Hank’s mother’s funeral beckons him back home to Carlinville, Ind., where not much in the town of cascading waterfalls and embittered farm boys welcomes Hank, not even his own pa, Joseph Palmer (Robert Duvall), who’s been the town’s sitting judge for 40 years. About the best Hank gets is a slice of pie from an old ex (Vera Farmiga) who he unintentionally slights when he comments that she’s still doing the same thing (working at a diner) some 20 years later. His most affirmed ally comes in his mentally impaired brother Dale (Jeremy Strong) who talks in Rain Man riddles and shoots everything on an old 8MM camera. His older brother, Glen (Vincent D’Onofrio) is sympathetic, but also resentful as he’s been the one who stuck around (after a car accident claimed his big league pitching career) to manage the Palmer family dysfunction.
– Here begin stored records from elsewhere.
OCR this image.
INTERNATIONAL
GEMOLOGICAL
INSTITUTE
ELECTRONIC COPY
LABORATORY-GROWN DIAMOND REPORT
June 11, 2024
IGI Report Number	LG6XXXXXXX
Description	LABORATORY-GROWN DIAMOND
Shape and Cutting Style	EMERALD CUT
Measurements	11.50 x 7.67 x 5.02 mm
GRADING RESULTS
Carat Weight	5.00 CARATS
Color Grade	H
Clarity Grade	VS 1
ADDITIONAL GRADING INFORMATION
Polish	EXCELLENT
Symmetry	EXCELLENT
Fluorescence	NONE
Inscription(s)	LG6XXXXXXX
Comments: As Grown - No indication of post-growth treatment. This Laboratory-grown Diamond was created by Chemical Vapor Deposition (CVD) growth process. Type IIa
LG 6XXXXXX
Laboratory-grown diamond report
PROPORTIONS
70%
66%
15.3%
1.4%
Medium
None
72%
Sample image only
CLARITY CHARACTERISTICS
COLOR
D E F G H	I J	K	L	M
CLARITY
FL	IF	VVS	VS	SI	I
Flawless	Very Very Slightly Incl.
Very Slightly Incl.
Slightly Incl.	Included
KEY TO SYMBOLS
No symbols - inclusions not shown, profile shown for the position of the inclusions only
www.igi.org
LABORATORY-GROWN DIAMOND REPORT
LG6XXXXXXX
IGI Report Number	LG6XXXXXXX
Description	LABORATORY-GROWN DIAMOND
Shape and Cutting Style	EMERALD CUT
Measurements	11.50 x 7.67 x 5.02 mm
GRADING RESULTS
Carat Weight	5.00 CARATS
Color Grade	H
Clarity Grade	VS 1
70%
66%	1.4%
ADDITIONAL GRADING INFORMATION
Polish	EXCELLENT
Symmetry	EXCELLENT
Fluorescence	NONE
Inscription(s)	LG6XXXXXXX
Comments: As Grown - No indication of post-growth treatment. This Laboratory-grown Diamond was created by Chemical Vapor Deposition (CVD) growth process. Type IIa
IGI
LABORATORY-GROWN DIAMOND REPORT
The Palmers are not a happy lot and less so when under the same roof, though all the fractious saber-rattling gets put on hold after pa Palmer drives out to the convenience store in the middle of a road-flooding rainstorm. The next morning he can’t remember anything. His old 1971 Cadillac is dinged up and there’s a body lying in a ditch. A body that happens to be that of a man the Judge let off two decades earlier and who, subsequently, followed through on his lethal threats toward the girl he’d been stalking. Suddenly it’s the Judge on trial, he’s got an inept attorney (Dax Shepard) and secrets to keep. Ultimately Hank steps in, and, more than the case at hand, it’s the father and son’s stormy relationship that’s on trial.
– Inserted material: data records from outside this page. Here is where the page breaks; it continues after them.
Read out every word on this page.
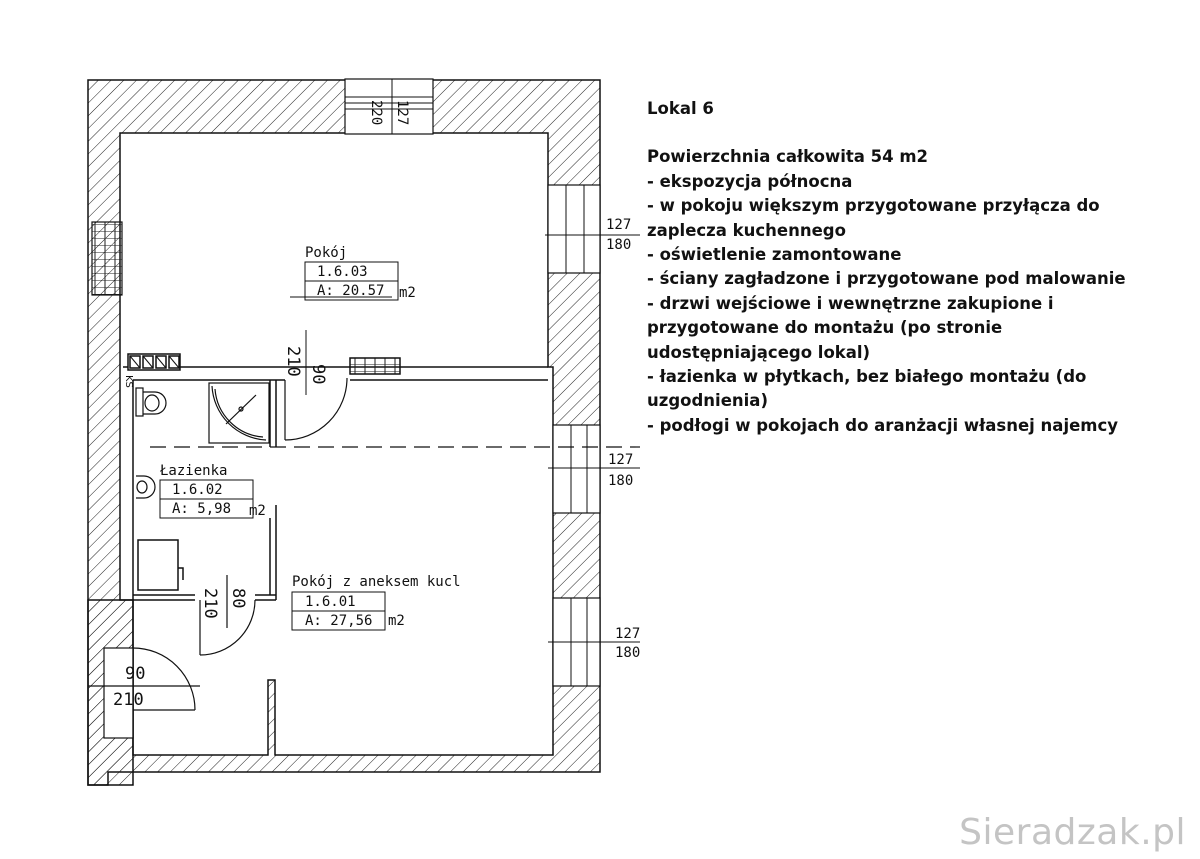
127
220
127
180
127
180
127
180
KS	90
210
80
210
90
210
Pokój
1.6.03
A: 20.57 m2
Łazienka
1.6.02
A: 5,98 m2
Pokój z aneksem kucl
1.6.01
A: 27,56 m2
Lokal 6
Powierzchnia całkowita 54 m2
- ekspozycja północna
- w pokoju większym przygotowane przyłącza do
zaplecza kuchennego
- oświetlenie zamontowane
- ściany zagładzone i przygotowane pod malowanie
- drzwi wejściowe i wewnętrzne zakupione i
przygotowane do montażu (po stronie
udostępniającego lokal)
- łazienka w płytkach, bez białego montażu (do
uzgodnienia)
- podłogi w pokojach do aranżacji własnej najemcy
Sieradzak.pl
As pat and predictable as The Judge is, it does offer vast thespian space for lion-like Duvall to light into some of his fire-and-brimstone bravado (think The Apostle and Apocalypse Now), which plays handsomely off Downey Jr.’s smooth witty snark — something wonderfully refreshing to witness outside of the old Ironman suit. The pair together, even after an all-night bender could elevate any venture, even a Sharknado sequel. It helps too to have Billy Bob Thornton in the mix as the prosecutor assigned the case and bearing an axe to grind with Hank.
Dobkin and his fellow writers (there are four credits) know that they’re twisting old metal here and work hard to find new ways to forge ahead, but in doing so wedge in too many disjointed subplots (be it the import of little Lauren for a cutesy stint in Carlinville or the saucy young law student who stirs Hank’s primals) that subtract from the Downey and Duvall main attraction. I’m not sure how Dobkin carried this impressive assemblage off in the first place, but the real miscarriage of justice by the time the films rests, is that not more was done with such a dream team.